Seminoom.
Een seminoom in stadium I betekent dat er bij de onderzoeken geen uitzaaiingen zijn vastgesteld. Bij ongeveer 30% van de patiënten met zaadbalkanker in stadium I zijn er toch microscopisch kleine uitzaaiingen in de lymfeklieren in de buik. Die zijn zó klein dat ze niet te zien zijn op een CT-scan.

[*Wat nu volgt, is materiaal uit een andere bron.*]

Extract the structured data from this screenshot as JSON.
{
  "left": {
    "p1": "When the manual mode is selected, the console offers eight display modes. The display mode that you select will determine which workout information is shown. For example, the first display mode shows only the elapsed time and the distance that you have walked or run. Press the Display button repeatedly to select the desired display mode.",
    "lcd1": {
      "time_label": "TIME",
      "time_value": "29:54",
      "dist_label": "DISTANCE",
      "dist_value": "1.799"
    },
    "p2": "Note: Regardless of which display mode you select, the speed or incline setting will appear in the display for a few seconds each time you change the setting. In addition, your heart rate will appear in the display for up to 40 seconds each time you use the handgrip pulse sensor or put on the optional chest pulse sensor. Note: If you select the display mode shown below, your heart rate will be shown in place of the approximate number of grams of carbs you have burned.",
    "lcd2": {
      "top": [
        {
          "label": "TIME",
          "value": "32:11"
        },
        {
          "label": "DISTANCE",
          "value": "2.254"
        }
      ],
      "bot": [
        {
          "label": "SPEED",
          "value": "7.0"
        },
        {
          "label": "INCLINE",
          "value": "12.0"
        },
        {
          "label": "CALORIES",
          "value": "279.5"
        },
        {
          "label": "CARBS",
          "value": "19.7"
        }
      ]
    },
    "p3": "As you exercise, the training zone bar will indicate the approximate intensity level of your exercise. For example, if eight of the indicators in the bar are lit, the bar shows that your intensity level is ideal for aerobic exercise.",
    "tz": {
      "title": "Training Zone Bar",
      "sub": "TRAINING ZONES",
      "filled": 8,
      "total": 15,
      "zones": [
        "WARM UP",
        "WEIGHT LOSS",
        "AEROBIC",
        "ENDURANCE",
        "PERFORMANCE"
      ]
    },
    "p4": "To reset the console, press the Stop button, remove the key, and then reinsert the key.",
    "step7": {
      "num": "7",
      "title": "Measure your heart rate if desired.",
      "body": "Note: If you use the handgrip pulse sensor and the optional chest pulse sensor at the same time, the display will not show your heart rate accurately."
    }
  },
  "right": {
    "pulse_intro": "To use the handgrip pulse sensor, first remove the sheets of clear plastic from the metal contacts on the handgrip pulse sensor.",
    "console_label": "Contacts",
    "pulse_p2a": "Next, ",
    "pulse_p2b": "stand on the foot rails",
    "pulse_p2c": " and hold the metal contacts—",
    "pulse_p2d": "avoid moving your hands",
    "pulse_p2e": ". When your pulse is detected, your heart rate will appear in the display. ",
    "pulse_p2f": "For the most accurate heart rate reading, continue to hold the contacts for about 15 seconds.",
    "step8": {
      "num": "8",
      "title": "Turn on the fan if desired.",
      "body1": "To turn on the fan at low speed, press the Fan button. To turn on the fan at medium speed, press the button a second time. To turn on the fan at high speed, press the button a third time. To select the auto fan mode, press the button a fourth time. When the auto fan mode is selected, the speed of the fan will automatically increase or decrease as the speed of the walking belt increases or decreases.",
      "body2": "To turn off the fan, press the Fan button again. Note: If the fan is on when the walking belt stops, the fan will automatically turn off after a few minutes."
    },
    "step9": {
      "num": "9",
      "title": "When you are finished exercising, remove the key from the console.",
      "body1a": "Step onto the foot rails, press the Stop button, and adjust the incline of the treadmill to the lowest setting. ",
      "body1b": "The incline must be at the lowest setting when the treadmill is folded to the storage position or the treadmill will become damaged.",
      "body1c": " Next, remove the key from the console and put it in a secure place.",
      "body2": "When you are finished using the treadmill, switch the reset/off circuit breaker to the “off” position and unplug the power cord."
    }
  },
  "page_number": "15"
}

Omdat een seminoom goed vernietigd kan worden met bestraling en omdat de meeste mannen de bijwerkingen van bestraling relatief goed verdragen, worden in principe álle patiënten met een seminoom in stadium I bestraald (als adjuvante behandeling). Soms wordt gekozen voor chemotherapie of ‘waakzaam wachten’.
Bij een seminoom in stadium II krijg je standaard bestraling nadat de zaadbal is verwijderd. Soms, bijvoorbeeld als de uitzaaiingen erg groot zijn, krijg je chemotherapie.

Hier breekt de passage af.